Intervention de Laurent Fabius

Commission des affaires étrangères, de la défense et des forces armées — Réunion du 14 octobre 2014 : 1ère réunion
Loi de finances pour 2015 — Audition de M. Laurent Fabius ministre des affaires étrangères et du développement international

Laurent Fabius, ministre :

Même si la composition de la commission, elle, a changé ! Je suis naturellement à votre disposition, comme le sont mes équipes, y compris lors de vos déplacements à l'étranger. Je ne doute pas, Monsieur le Président, que nous poursuivrons ensemble l'excellent travail que nous avons effectué avec votre prédécesseur.

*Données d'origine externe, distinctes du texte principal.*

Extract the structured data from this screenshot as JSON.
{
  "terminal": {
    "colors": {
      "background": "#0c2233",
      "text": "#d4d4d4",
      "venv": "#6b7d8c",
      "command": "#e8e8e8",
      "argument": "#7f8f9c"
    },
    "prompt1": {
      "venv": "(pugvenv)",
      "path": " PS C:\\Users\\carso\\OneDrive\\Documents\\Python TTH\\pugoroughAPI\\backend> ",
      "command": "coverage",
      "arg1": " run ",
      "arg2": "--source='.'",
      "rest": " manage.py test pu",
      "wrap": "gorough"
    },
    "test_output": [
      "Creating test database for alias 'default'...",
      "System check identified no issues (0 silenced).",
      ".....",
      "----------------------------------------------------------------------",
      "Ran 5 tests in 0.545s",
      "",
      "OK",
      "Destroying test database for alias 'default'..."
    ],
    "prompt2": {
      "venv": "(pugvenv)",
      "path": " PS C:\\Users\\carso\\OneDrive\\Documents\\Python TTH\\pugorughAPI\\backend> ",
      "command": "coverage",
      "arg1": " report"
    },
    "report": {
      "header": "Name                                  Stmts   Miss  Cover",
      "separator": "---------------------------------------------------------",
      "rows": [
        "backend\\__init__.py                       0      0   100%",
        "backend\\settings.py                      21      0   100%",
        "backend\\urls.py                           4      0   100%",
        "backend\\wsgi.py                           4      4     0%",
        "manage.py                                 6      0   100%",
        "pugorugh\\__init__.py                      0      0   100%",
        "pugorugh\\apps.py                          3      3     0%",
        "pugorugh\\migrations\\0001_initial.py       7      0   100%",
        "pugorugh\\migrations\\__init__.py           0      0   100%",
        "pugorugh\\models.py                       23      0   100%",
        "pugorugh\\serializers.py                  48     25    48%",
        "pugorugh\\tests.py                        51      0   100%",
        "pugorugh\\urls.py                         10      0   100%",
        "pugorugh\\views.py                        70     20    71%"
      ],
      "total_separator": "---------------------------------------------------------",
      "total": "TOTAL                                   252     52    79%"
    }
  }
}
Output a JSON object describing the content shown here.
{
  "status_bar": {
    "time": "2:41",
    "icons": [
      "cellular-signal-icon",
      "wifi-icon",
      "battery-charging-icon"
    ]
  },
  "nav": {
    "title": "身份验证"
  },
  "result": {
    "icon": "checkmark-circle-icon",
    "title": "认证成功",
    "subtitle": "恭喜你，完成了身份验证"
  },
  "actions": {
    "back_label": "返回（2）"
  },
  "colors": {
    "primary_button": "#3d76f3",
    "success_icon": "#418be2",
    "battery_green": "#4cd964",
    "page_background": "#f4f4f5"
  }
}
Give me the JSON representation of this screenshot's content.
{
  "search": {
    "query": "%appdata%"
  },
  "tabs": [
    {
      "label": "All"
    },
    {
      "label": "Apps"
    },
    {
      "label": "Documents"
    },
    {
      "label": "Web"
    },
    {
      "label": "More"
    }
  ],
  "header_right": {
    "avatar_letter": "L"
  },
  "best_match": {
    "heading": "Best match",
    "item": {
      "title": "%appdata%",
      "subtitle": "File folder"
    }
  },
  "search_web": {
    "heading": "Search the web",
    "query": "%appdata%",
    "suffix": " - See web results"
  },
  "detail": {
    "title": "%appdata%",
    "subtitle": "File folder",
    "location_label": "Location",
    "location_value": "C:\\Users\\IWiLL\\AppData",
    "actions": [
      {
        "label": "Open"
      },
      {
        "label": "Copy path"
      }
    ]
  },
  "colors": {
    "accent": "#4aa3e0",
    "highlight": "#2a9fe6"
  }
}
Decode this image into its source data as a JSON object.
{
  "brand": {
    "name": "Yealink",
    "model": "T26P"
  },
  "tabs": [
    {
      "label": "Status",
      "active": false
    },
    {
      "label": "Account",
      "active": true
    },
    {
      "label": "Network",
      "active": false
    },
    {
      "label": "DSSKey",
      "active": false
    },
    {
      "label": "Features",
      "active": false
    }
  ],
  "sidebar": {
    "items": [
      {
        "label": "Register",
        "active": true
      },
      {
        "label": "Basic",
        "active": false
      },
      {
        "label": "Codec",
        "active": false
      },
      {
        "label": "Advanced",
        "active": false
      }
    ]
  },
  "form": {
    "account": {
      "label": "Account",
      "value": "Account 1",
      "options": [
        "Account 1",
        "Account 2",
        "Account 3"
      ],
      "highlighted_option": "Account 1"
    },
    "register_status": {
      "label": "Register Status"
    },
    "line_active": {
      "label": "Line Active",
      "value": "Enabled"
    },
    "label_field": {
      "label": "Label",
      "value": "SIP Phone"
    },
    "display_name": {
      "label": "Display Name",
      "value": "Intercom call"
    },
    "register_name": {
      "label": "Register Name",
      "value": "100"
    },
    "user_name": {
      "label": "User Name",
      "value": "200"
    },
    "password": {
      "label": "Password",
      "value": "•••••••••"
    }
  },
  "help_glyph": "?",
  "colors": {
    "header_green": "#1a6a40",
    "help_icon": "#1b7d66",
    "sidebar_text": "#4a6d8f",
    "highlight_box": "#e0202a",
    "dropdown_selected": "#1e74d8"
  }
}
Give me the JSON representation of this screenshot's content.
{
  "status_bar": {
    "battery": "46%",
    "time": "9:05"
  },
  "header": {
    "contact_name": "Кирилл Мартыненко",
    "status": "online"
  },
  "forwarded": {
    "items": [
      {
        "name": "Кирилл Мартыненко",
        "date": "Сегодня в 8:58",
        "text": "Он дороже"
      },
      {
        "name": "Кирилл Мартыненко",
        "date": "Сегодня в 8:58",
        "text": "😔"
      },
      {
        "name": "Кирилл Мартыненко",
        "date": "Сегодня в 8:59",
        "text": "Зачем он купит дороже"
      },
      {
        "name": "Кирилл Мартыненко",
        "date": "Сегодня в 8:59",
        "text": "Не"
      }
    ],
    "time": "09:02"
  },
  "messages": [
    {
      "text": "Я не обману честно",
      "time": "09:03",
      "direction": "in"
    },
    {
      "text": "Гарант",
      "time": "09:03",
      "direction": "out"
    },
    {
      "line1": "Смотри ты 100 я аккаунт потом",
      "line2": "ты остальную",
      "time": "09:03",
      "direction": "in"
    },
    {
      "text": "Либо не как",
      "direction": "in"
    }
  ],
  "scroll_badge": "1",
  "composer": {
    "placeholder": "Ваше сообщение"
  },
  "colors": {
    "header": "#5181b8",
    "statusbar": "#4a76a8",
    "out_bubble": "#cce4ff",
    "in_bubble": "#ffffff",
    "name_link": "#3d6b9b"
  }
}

Mme Girardin viendra s'exprimer devant vous, ainsi que, si vous le souhaitez, d'autres secrétaires d'Etat.

Compte tenu des contraintes budgétaires de la France, nous avons essayé de construire un budget avec efficacité et intelligence. Tout en prenant sa part au redressement économique, le Quai d'Orsay doit préserver sa capacité d'action et de gestion des crises, malgré son lot d'économies, qui ne sont jamais agréables. J'ai donc souhaité un budget économe.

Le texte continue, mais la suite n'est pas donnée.